12月21日 、首都ブカレストで約10万人を動員した翼賛集会でチャウシェスクの演説中にティミショアラ事件に抗議する若者2人が2発の爆弾を爆発させた。
この様子は、国営放送で生中継されていたが、群集が爆発でパニック状態になっている姿を見てチャウシェスクがたじろぐ姿が映し出された。
この爆発が引き金となって「チャウシェスク翼賛集会」が真逆の「独裁への抗議集会」に激変した。

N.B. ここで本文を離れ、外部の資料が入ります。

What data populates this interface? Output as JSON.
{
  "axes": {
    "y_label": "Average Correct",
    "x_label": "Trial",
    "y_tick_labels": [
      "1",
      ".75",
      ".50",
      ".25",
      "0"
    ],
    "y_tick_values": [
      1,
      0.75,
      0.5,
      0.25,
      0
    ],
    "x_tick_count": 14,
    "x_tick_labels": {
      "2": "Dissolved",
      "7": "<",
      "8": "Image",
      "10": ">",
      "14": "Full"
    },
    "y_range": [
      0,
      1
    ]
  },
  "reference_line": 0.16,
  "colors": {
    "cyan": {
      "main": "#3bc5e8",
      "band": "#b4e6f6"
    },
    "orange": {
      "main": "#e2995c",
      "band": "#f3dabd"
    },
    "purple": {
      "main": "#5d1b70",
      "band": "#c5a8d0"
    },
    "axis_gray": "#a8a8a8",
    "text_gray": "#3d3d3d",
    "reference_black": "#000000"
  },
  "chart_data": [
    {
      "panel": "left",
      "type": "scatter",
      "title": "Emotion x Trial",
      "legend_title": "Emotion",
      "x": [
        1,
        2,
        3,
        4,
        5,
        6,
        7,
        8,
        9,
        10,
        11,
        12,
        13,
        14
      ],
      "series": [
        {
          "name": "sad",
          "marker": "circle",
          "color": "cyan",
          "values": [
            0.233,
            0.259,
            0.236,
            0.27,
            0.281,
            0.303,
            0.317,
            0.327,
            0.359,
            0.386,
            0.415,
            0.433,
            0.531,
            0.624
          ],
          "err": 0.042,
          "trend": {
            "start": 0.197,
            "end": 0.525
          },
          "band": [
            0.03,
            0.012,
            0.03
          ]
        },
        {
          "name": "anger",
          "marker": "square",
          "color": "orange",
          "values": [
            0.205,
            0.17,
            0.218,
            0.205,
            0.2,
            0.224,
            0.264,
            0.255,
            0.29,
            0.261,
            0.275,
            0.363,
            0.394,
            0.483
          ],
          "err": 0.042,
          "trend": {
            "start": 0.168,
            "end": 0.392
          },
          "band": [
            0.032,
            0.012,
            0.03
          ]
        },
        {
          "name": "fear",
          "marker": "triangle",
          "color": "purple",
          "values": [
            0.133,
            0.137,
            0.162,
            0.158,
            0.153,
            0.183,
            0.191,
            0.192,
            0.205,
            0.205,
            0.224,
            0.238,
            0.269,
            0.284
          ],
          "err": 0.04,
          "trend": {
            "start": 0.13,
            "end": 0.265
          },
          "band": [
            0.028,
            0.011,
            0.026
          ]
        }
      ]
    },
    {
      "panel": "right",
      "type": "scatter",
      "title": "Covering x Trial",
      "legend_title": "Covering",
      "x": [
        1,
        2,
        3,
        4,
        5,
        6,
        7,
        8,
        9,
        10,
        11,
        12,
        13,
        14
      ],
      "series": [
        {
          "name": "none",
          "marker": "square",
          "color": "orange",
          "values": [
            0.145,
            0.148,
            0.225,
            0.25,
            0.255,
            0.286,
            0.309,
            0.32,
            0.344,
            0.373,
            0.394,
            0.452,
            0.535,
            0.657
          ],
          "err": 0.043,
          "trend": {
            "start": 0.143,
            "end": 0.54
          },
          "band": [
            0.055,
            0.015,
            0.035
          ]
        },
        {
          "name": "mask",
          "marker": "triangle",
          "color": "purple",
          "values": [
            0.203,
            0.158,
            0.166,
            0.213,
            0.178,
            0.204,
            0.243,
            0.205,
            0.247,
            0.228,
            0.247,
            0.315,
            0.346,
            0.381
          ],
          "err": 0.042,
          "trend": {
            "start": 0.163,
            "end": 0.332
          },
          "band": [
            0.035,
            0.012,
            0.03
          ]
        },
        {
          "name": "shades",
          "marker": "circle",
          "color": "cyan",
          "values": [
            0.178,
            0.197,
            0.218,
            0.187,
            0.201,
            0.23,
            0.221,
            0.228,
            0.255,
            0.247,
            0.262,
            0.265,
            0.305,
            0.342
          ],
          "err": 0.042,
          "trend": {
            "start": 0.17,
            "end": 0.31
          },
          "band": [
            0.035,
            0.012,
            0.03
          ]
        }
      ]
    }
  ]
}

これに対して治安警察が発砲し、多数の死傷者を出す事態となった。軍隊も動員されたが、車両で抗議集会の妨害をする程度にとどまり、直接市民を殺傷することはなかった。
この状態に危機感を覚えたチャウシェスクはミリャ国防相に対し、軍隊による群集への発砲を指示した。
国防相はこの命令を拒否したためチャウシェスクの逆鱗に触れ、その後ミリャは自室で死体となって発見された。
翌日、国営放送は「国防相が自殺した」と報じたが、市民の間では「処刑」の噂が広まった。
軍首脳の中にも国防相処刑説が広がり、これが大統領に反旗を翻すきっかけとなった。同日夜には軍隊が広場に集まる市民の側に立ち、共産党本部等の政府機関の占拠が始まった。
12月22日、チャウシェスクはブカレストから脱出し、政権は崩壊した。
チャウシェスクは妻や側近と共にヘリコプターでの脱出を図ったが、逃亡劇において多くの裏切りに遭いついには逮捕された。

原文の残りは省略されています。